3.2 If the implementation of the agreement by KiwiHesta B.V. requires the involvement of third parties, KiwiHesta B.V. shall be entitled to charge the costs involved to the other party in full.
Article 4 [Intellectual and industrial property rights, duty of care and confidentiality].
4.1 All documents [models, drawings, designs and the like] by KiwiHesta B.V., either in the context of an offer made by it or in the context of the work to be carried out [and/or].
If a contract [of commission] has been concluded with the other party, the exclusive right to use the contract [of commission] shall continue to apply.
the property of KiwiHesta B.V. in so far as it already existed at the time of the offer or at any time thereafter
its intellectual or industrial property rights (including copyright)
4.2 The other party is expressly forbidden, unless KiwiHesta B.V. has given its explicit written consent, to use, multiply or make available for inspection by third parties the documents referred to in the first paragraph other than for the purpose of implementing the agreement.
or made available to third parties.
4.3 The other party shall keep and monitor the data provided by KiwiHesta B.V. with due care.
4.4 The other party shall be obliged, even after termination of the agreement, to observe full confidentiality.
of the data and information provided to it by KiwiHesta B.V. in connection with the provision by KiwiHesta B.V. of the
The documents referred to in paragraph 1 become known. The other party must fulfil this obligation.
to any employees and/or assistants.
4.5 The other party is expressly obliged to indemnify KiwiHesta B.V. against costs and damage which have arisen as a result of the infringement of the intellectual and industrial property rights of
The other party shall not be liable for any loss or damage suffered by third parties as a result of the use by or on account of the provision of information by the other party.
4.6 The other party shall return to KiwiHesta B.V. immediately upon its first request the documents as referred to in paragraph 1 provided by KiwiHesta B.V., regardless of whether they were provided in connection with an offer made by KiwiHesta B.V. or in connection with an agreement concluded with KiwiHesta B.V..
4.7 The other party shall be liable to an immediately payable penalty for each breach of or failure to comply with the aforementioned provisions of this article, as the case may be.
The Supplier shall forfeit € 25,000 and furthermore for each day that the breach or non-performance continues,
forfeit an immediately payable penalty of € 10,000, all this without prejudice to the
right of KiwiHesta B.V. to full compensation.
Article 5 [Prices]
5.1 Any quotations given are always subject to price changes. Unless stated otherwise, the prices are based on the cost price applicable at the time of the agreement
applicable cost factors
such as applicable purchase prices of goods, raw materials, wages, levies and costs of
third parties], excluding VAT and including the normal costs of packaging[s]. Unless otherwise
The prices indicated are always expressed in euros.
5.2 In the event of an interim increase in the costs and/or levies as referred to in paragraph 1, including an increase in taxes, import duties, the entry into force of cost-increasing government regulations and a change in the currency in which the quotation was made, KiwiHesta B.V. shall be entitled to increase the prices accordingly, all this with due observance of any applicable statutory provisions.
Article 6 [Delivery]
6.1 Goods are always delivered ex works, unless otherwise agreed.

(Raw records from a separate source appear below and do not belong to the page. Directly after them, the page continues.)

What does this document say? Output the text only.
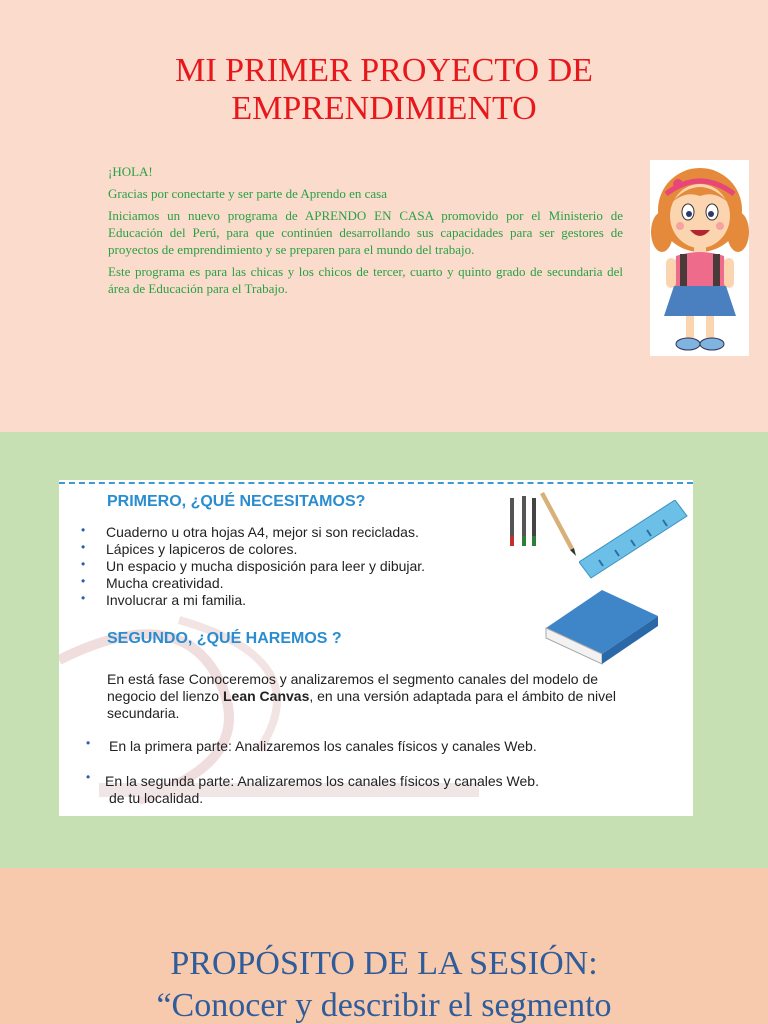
MI PRIMER PROYECTO DE
EMPRENDIMIENTO

¡HOLA!

Gracias por conectarte y ser parte de Aprendo en casa

Iniciamos un nuevo programa de APRENDO EN CASA promovido por el Ministerio de Educación del Perú, para que continúen desarrollando sus capacidades para ser gestores de proyectos de emprendimiento y se preparen para el mundo del trabajo.

Este programa es para las chicas y los chicos de tercer, cuarto y quinto grado de secundaria del área de Educación para el Trabajo.

PRIMERO, ¿QUÉ NECESITAMOS?
• Cuaderno u otra hojas A4, mejor si son recicladas.
• Lápices y lapiceros de colores.
• Un espacio y mucha disposición para leer y dibujar.
• Mucha creatividad.
• Involucrar a mi familia.
SEGUNDO, ¿QUÉ HAREMOS ?
En está fase Conoceremos y analizaremos el segmento canales del modelo de negocio del lienzo Lean Canvas, en una versión adaptada para el ámbito de nivel secundaria.
• En la primera parte: Analizaremos los canales físicos y canales Web.
• En la segunda parte: Analizaremos los canales físicos y canales Web.
de tu localidad.
PROPÓSITO DE LA SESIÓN:
“Conocer y describir el segmento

6.2 Unless explicitly agreed otherwise, on each delivery ex works the Incoterms
2000 shall apply.
6.3 The other party shall, at its own expense and risk, obtain an export and import permit or other
to obtain official authorisation and, where appropriate, to complete all customs formalities
for export of the goods.
6.4 The other party is obliged to pay for transport damage or visible defects immediately upon delivery.

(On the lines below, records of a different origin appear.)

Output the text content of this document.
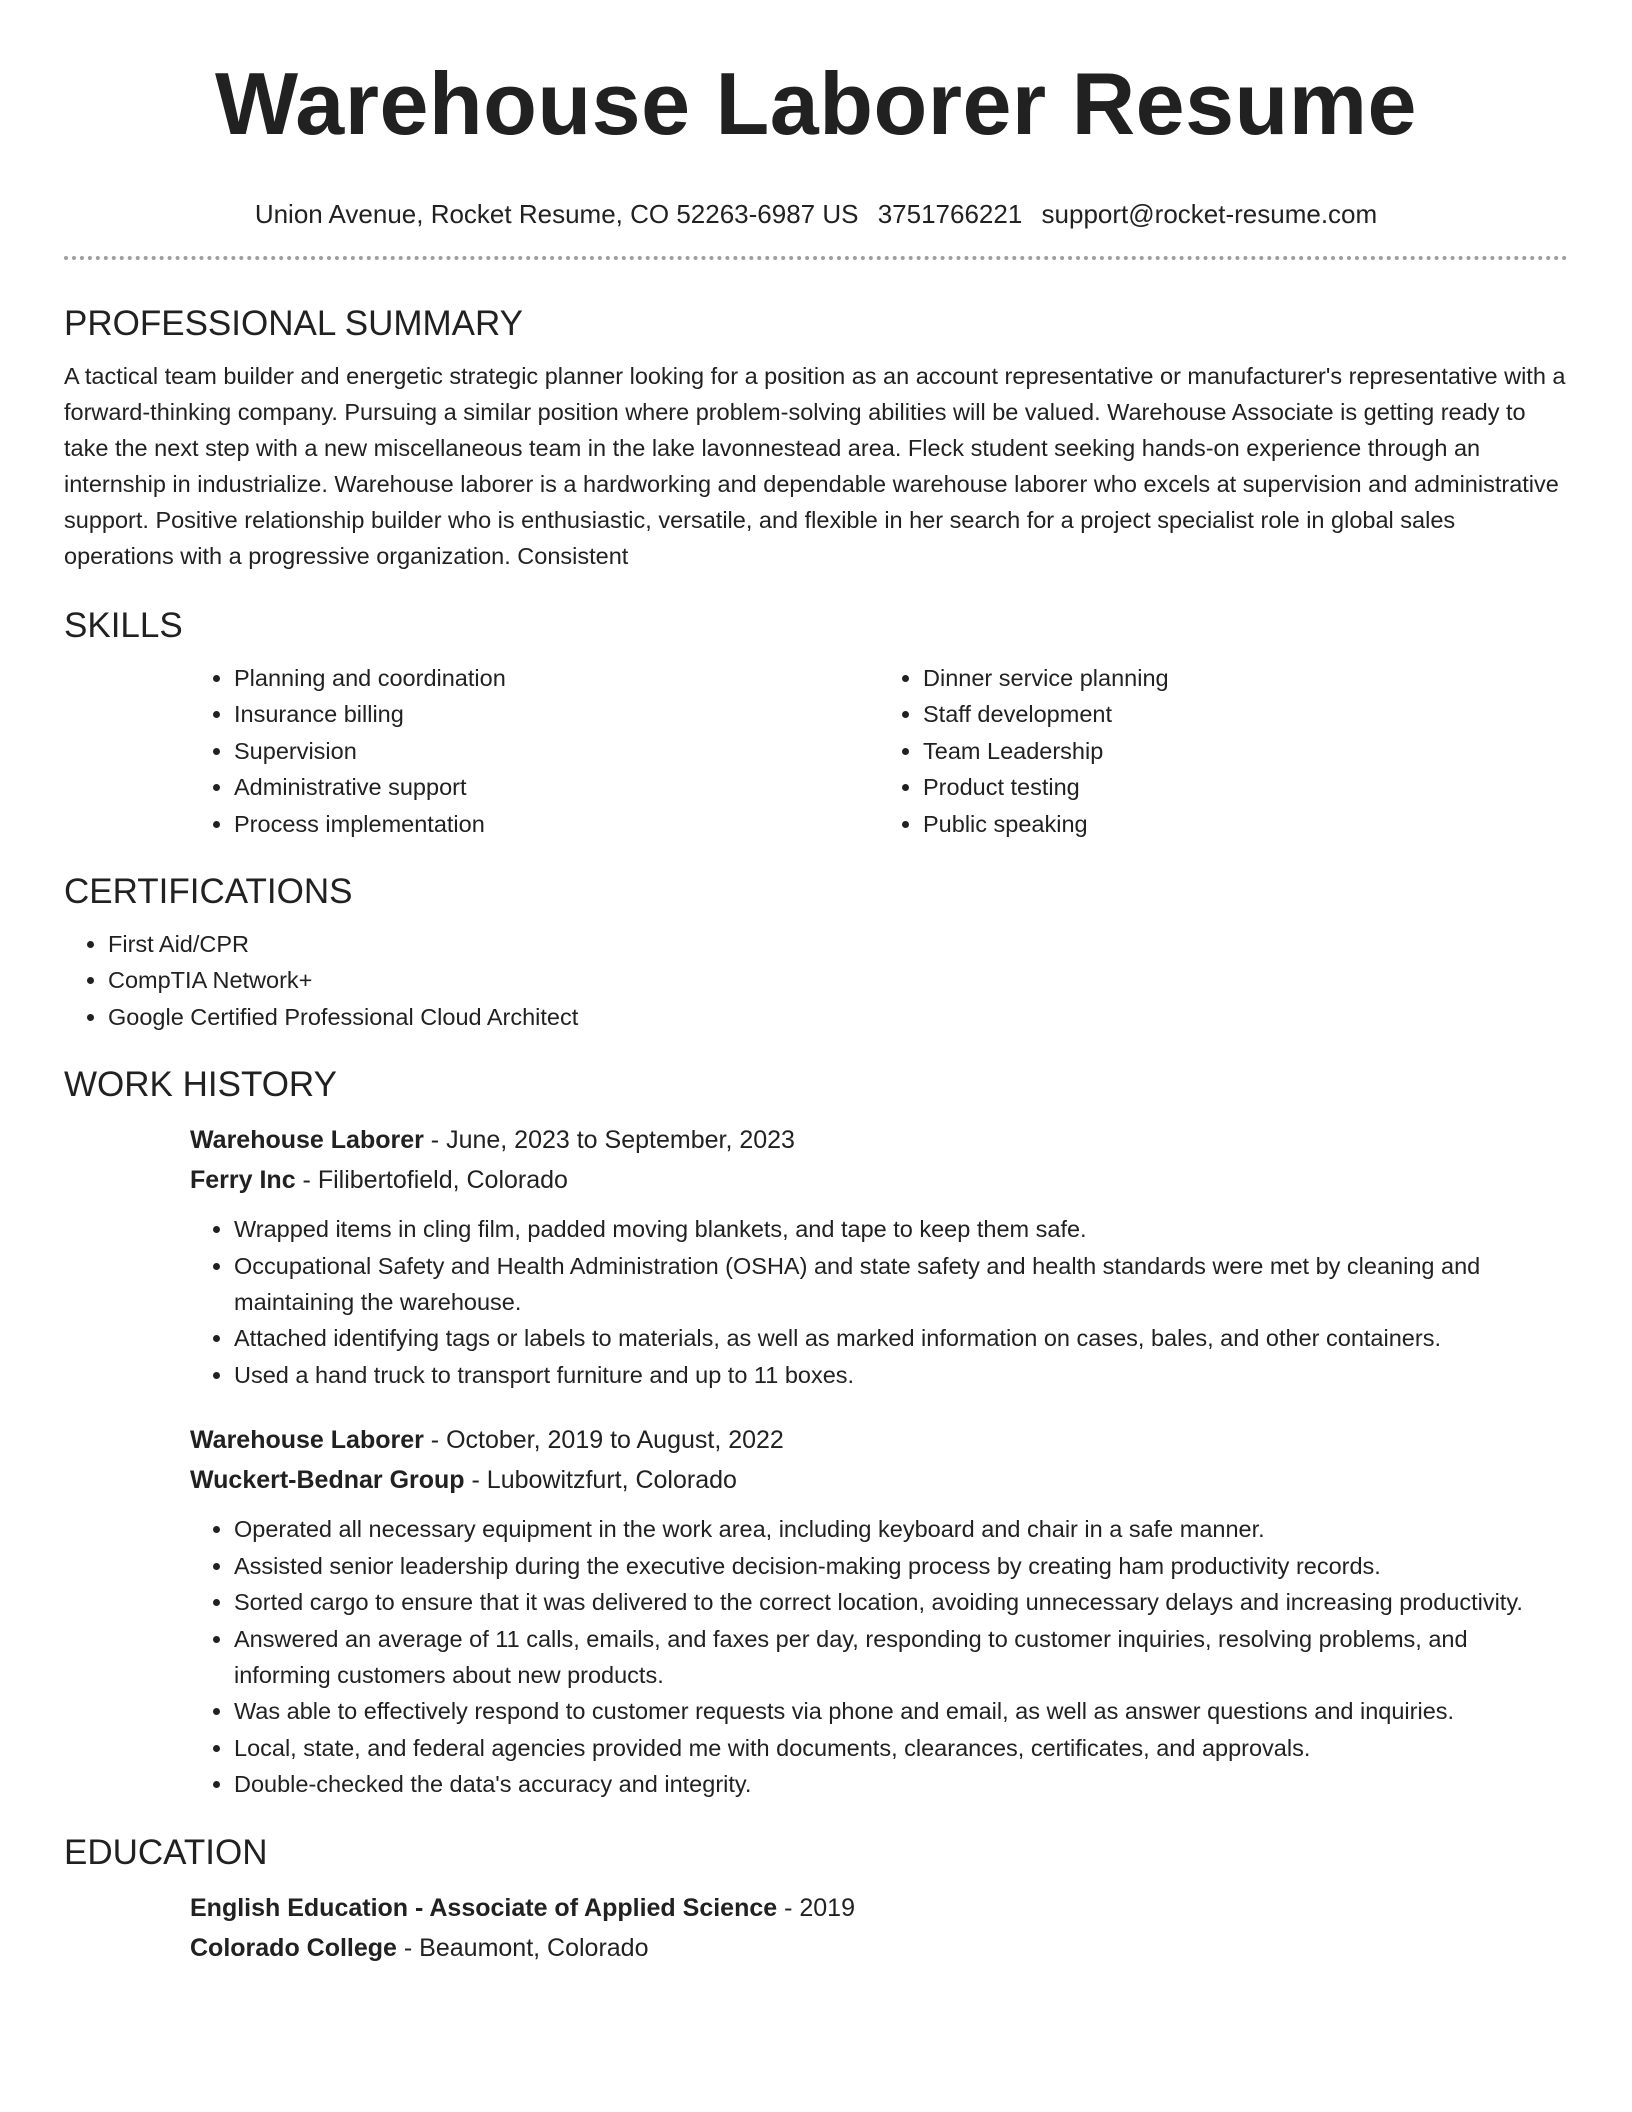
Warehouse Laborer Resume
Union Avenue, Rocket Resume, CO 52263-6987 US 3751766221 support@rocket-resume.com
PROFESSIONAL SUMMARY

A tactical team builder and energetic strategic planner looking for a position as an account representative or manufacturer's representative with a forward-thinking company. Pursuing a similar position where problem-solving abilities will be valued. Warehouse Associate is getting ready to take the next step with a new miscellaneous team in the lake lavonnestead area. Fleck student seeking hands-on experience through an internship in industrialize. Warehouse laborer is a hardworking and dependable warehouse laborer who excels at supervision and administrative support. Positive relationship builder who is enthusiastic, versatile, and flexible in her search for a project specialist role in global sales operations with a progressive organization. Consistent

SKILLS
• Planning and coordination
• Insurance billing
• Supervision
• Administrative support
• Process implementation
• Dinner service planning
• Staff development
• Team Leadership
• Product testing
• Public speaking
CERTIFICATIONS
• First Aid/CPR
• CompTIA Network+
• Google Certified Professional Cloud Architect
WORK HISTORY
Warehouse Laborer - June, 2023 to September, 2023
Ferry Inc - Filibertofield, Colorado
• Wrapped items in cling film, padded moving blankets, and tape to keep them safe.
• Occupational Safety and Health Administration (OSHA) and state safety and health standards were met by cleaning and maintaining the warehouse.
• Attached identifying tags or labels to materials, as well as marked information on cases, bales, and other containers.
• Used a hand truck to transport furniture and up to 11 boxes.
Warehouse Laborer - October, 2019 to August, 2022
Wuckert-Bednar Group - Lubowitzfurt, Colorado
• Operated all necessary equipment in the work area, including keyboard and chair in a safe manner.
• Assisted senior leadership during the executive decision-making process by creating ham productivity records.
• Sorted cargo to ensure that it was delivered to the correct location, avoiding unnecessary delays and increasing productivity.
• Answered an average of 11 calls, emails, and faxes per day, responding to customer inquiries, resolving problems, and informing customers about new products.
• Was able to effectively respond to customer requests via phone and email, as well as answer questions and inquiries.
• Local, state, and federal agencies provided me with documents, clearances, certificates, and approvals.
• Double-checked the data's accuracy and integrity.
EDUCATION
English Education - Associate of Applied Science - 2019
Colorado College - Beaumont, Colorado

check. Complaints in this respect must be made on the delivery note, the invoice and/or the transport document.
to be reported, in the absence of which these complaints will no longer be dealt with.
6.5 The delivery periods indicated by KiwiHesta B.V. shall always be regarded as approximate and shall not constitute strict deadlines within the meaning of the Act. The stated delivery periods are
only then in when an agreement has been concluded, as well as about all technical
details and after KiwiHesta B.V. has also received the documents, information, goods and/or permits necessary for the execution of the work and suchlike.

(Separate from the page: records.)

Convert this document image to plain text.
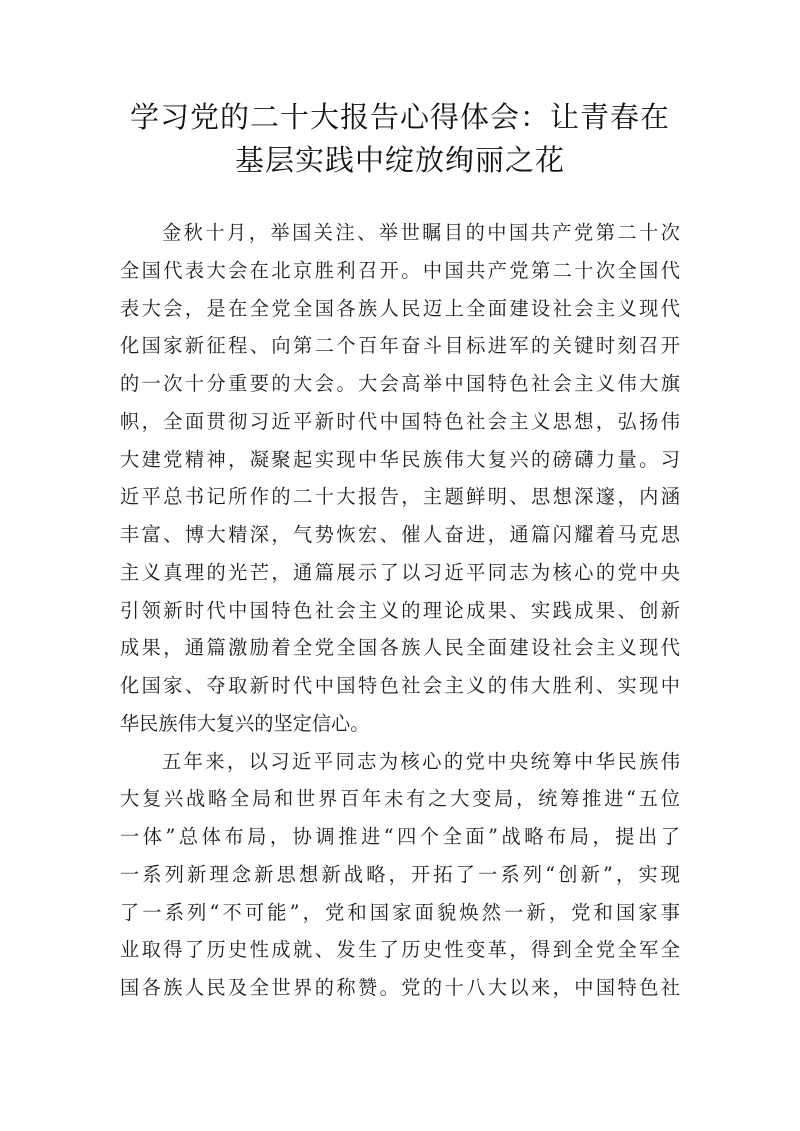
学习党的二十大报告心得体会：让青春在
基层实践中绽放绚丽之花
金秋十月，举国关注、举世瞩目的中国共产党第二十次
全国代表大会在北京胜利召开。中国共产党第二十次全国代
表大会，是在全党全国各族人民迈上全面建设社会主义现代
化国家新征程、向第二个百年奋斗目标进军的关键时刻召开
的一次十分重要的大会。大会高举中国特色社会主义伟大旗
帜，全面贯彻习近平新时代中国特色社会主义思想，弘扬伟
大建党精神，凝聚起实现中华民族伟大复兴的磅礴力量。习
近平总书记所作的二十大报告，主题鲜明、思想深邃，内涵
丰富、博大精深，气势恢宏、催人奋进，通篇闪耀着马克思
主义真理的光芒，通篇展示了以习近平同志为核心的党中央
引领新时代中国特色社会主义的理论成果、实践成果、创新
成果，通篇激励着全党全国各族人民全面建设社会主义现代
化国家、夺取新时代中国特色社会主义的伟大胜利、实现中
华民族伟大复兴的坚定信心。
五年来，以习近平同志为核心的党中央统筹中华民族伟
大复兴战略全局和世界百年未有之大变局，统筹推进“五位
一体”总体布局，协调推进“四个全面”战略布局，提出了
一系列新理念新思想新战略，开拓了一系列“创新”，实现
了一系列“不可能”，党和国家面貌焕然一新，党和国家事
业取得了历史性成就、发生了历史性变革，得到全党全军全
国各族人民及全世界的称赞。党的十八大以来，中国特色社
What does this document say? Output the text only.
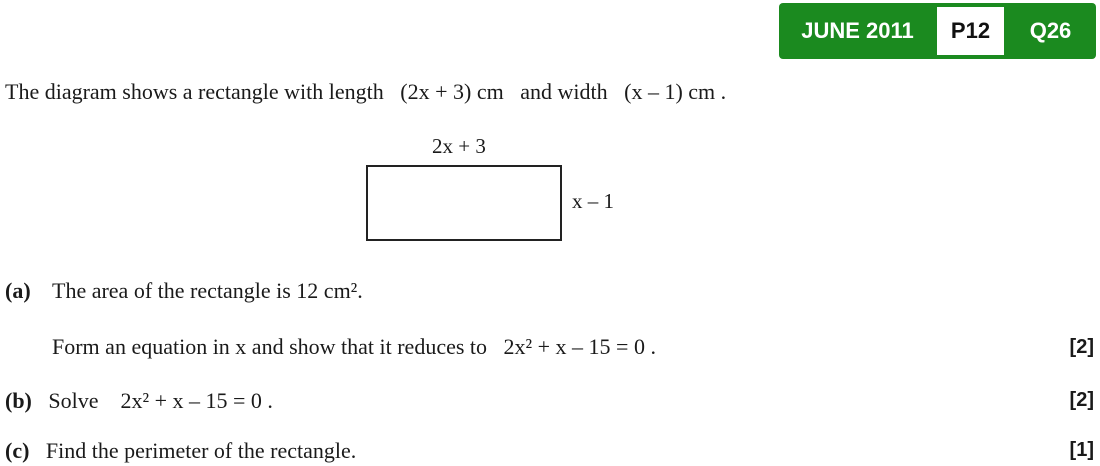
JUNE 2011	P12	Q26
The diagram shows a rectangle with length (2x + 3) cm and width (x – 1) cm .
2x + 3
x – 1
(a) The area of the rectangle is 12 cm².
Form an equation in x and show that it reduces to 2x² + x – 15 = 0 .	[2]
(b) Solve 2x² + x – 15 = 0 .	[2]
(c) Find the perimeter of the rectangle.	[1]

6.6 KiwiHesta B.V. shall be entitled to deliver the goods in parts, which deliveries may be invoiced separately.
6.7 The other party shall bear the risk of any damage to the goods delivered from the moment that the goods are delivered.
on which the goods have been offered by KiwiHesta B.V. to the other party and have been accepted by the other party without complaints.
Article 7 [Payment]
7.1 Payment must be made in cash upon delivery. If payment is made on the basis of an invoice, then
to be paid within 30 days of the invoice date. All payments are made without right.
of suspension thereof or right of set-off. Terms of payment are considered to be strict deadlines.
7.2 Payments made by the other party shall always be applied to the payment of the oldest outstanding amount.
The other party’s claim on the other party and for payment of any interest and costs owed.
7.3 In the event of late payment, the other party shall be in default by operation of law. From the moment that the
KiwiHesta B.V. shall automatically, therefore without a notice of default being required, be entitled to a default interest of 1% per month or part of a month, whereby a part of a month shall be deemed to be a full month. The aforementioned default interest shall be calculated on the principal sum due. The other party shall owe the default interest until the day of payment in full.
The other party’s debts to KiwiHesta B.V. are bring-related debts.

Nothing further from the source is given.